The geometric form stated explicitly (linear direction, subspace, distributed)
Decodability demonstrated with appropriate baselines (Hewitt & Liang 2019 selectivity for probes; random-vector and untrained-model baselines for IIA)
If the claim is causal representational: interchange intervention (IIA/DAS) demonstrating that the representation is load-bearing, not merely present
The alignment map’s capacity stated and varied (Sutter et al. 2025): if IIA remains high only with unconstrained nonlinear maps, the finding is about map flexibility, not linear geometry

Characteristic failure: Reporting probe accuracy without a control task. Reporting IIA without stating or varying the alignment map architecture. Conflating “decodable” with “encoded” — the first is a measurement, the second is a representational claim requiring causal evidence.

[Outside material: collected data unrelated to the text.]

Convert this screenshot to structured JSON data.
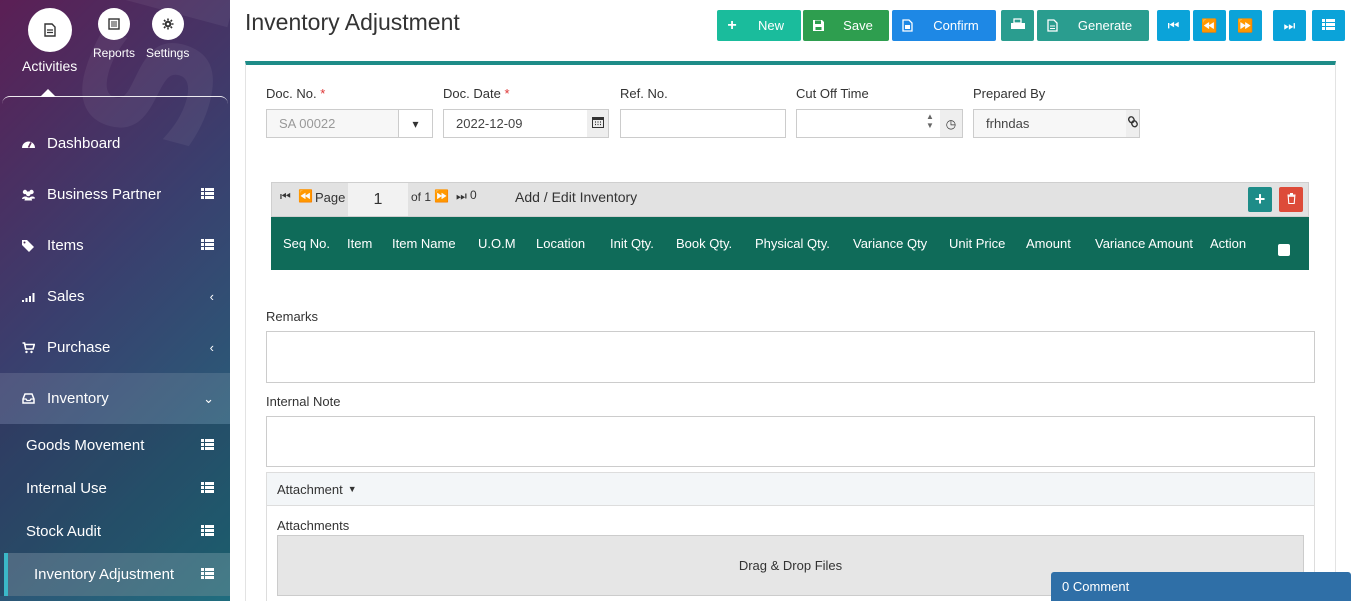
{
  "sidebar": {
    "top_tabs": [
      {
        "label": "Activities",
        "icon": "document-icon"
      },
      {
        "label": "Reports",
        "icon": "report-icon"
      },
      {
        "label": "Settings",
        "icon": "gear-icon"
      }
    ],
    "items": [
      {
        "label": "Dashboard",
        "icon": "dashboard-icon"
      },
      {
        "label": "Business Partner",
        "icon": "users-icon"
      },
      {
        "label": "Items",
        "icon": "tags-icon"
      },
      {
        "label": "Sales",
        "icon": "bar-chart-icon"
      },
      {
        "label": "Purchase",
        "icon": "cart-icon"
      },
      {
        "label": "Inventory",
        "icon": "inbox-icon"
      }
    ],
    "sub_items": [
      {
        "label": "Goods Movement"
      },
      {
        "label": "Internal Use"
      },
      {
        "label": "Stock Audit"
      },
      {
        "label": "Inventory Adjustment"
      }
    ]
  },
  "header": {
    "title": "Inventory Adjustment",
    "buttons": {
      "new": "New",
      "save": "Save",
      "confirm": "Confirm",
      "generate": "Generate"
    }
  },
  "form": {
    "doc_no": {
      "label": "Doc. No.",
      "required": "*",
      "placeholder": "SA 00022"
    },
    "doc_date": {
      "label": "Doc. Date",
      "required": "*",
      "value": "2022-12-09"
    },
    "ref_no": {
      "label": "Ref. No.",
      "value": ""
    },
    "cut_off_time": {
      "label": "Cut Off Time",
      "value": ""
    },
    "prepared_by": {
      "label": "Prepared By",
      "value": "frhndas"
    }
  },
  "grid": {
    "page_label": "Page",
    "page_value": "1",
    "of_label": "of 1",
    "count": "0",
    "title": "Add / Edit Inventory",
    "columns": [
      "Seq No.",
      "Item",
      "Item Name",
      "U.O.M",
      "Location",
      "Init Qty.",
      "Book Qty.",
      "Physical Qty.",
      "Variance Qty",
      "Unit Price",
      "Amount",
      "Variance Amount",
      "Action"
    ]
  },
  "remarks_label": "Remarks",
  "internal_note_label": "Internal Note",
  "attachment": {
    "header": "Attachment",
    "label": "Attachments",
    "dropzone": "Drag & Drop Files"
  },
  "comment_bar": "0 Comment",
  "colors": {
    "grid_header": "#0f6b59",
    "panel_border": "#1e8c88",
    "new_button": "#1abc9c",
    "save_button": "#2e9e4f",
    "confirm_button": "#1e88e5",
    "nav_button": "#0ba3d9",
    "delete_button": "#dd4b39"
  }
}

4. Implementational (topographic)

Question: Which components are involved?

Commitment: The explanation identifies a set of components (heads, neurons, layers, SAE features) that participate in producing the behavior. No commitment to what they do, how they are connected, or what procedure they execute.

In MI: “Heads L5H1, L5H5, L6H9, L7H3, L7H10, L8H6, L8H10, L8H11, L9H6, and L9H9 are causally involved in IOI behavior.” This is a topographic claim — a map of where the computation happens without explaining what happens there.

Evidence required:

Causal evidence of involvement: ablation, activation patching, or attribution demonstrating that removing or corrupting these components changes the target behavior
Specificity relative to a size-matched random set: the claimed components should have more impact than randomly selected components of the same type and count
The discovery procedure named, since different procedures can return different component sets for the same behavior (Conmy et al. 2023)

Characteristic failure: Treating a topographic finding as if it were algorithmic. “We identified the IOI circuit” (topographic) vs. “we identified how the model performs IOI” (algorithmic) — the first is a map, the second is an explanation.

5. Implementational (connectomic)

Question: How are the components wired to each other?

Commitment: The explanation identifies directed connections between components — which feeds into which, through what pathway. A connection claim is stronger than a topographic claim because it asserts structure (a graph) rather than just membership (a set).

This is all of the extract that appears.